A family of sequences resembling Gypsy retroelements was identified and shown to be widely distributed throughout the genus Phytophthora, a member of the algallike oomycete fungi. Polymerase chain reaction (PCR) using specific and degenerate primers detected the family in 29 of 37 species tested. DNA hybridization also failed to detect the sequences in the eight species that were negative in PCR. The element appears to have been a major force in the shaping of Phytophthora genomes because its abundance varied drastically from about 10 to more than 10,000 copies per genome within the species containing the element. Family members diverged from each other by single-base changes, insertions, and deletions, with a mean nucleotide divergence of 16.7%. By constructing phylogenies of the elements, lineages were identified that predated speciation events within Phytophthora and subfamilies that had diverged more recently. The element was studied in detail in Phytophthora infestans, in which about 30 copies are dispersed throughout the genome.

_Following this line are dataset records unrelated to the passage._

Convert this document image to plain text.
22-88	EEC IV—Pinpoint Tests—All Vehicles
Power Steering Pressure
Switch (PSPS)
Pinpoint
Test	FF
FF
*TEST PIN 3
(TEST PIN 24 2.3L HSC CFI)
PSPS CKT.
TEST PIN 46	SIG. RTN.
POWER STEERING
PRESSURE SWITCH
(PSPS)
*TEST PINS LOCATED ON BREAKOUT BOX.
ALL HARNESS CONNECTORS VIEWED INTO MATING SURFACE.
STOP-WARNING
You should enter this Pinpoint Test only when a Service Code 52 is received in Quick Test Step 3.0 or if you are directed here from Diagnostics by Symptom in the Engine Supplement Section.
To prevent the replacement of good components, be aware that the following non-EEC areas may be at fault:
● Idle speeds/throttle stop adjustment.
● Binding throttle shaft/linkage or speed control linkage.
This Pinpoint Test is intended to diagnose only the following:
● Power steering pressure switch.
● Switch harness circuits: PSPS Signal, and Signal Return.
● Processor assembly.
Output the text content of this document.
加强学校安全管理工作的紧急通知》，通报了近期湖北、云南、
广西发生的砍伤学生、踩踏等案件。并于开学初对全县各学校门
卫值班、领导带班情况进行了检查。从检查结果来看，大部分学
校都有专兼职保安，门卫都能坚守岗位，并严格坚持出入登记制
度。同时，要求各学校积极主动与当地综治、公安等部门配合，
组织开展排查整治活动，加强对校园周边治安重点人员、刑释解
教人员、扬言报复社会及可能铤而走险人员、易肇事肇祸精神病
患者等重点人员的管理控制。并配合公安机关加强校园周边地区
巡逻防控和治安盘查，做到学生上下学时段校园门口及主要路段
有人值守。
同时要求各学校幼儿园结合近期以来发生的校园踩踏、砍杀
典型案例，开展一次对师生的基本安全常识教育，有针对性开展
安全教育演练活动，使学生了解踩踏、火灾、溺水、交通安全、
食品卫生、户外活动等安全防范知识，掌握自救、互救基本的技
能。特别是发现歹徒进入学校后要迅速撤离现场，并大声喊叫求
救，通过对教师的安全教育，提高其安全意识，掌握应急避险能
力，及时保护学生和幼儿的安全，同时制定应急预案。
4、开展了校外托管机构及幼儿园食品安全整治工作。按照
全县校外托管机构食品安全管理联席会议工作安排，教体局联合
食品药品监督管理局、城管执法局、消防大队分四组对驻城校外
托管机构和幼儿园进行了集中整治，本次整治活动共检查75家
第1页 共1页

Phylogenetic comparisons of the reverse transcriptases placed the family within the Ty3/Gypsy group of long terminal repeat (LTR) retrotransposons, with the closest affinities to elements from plants. However, each of 12 family members sequenced contained defects that would render their protein products inactive, including frameshift mutations within reverse transcriptase domains and truncations that appeared to eliminate gag, protease, and terminal repeat sequences.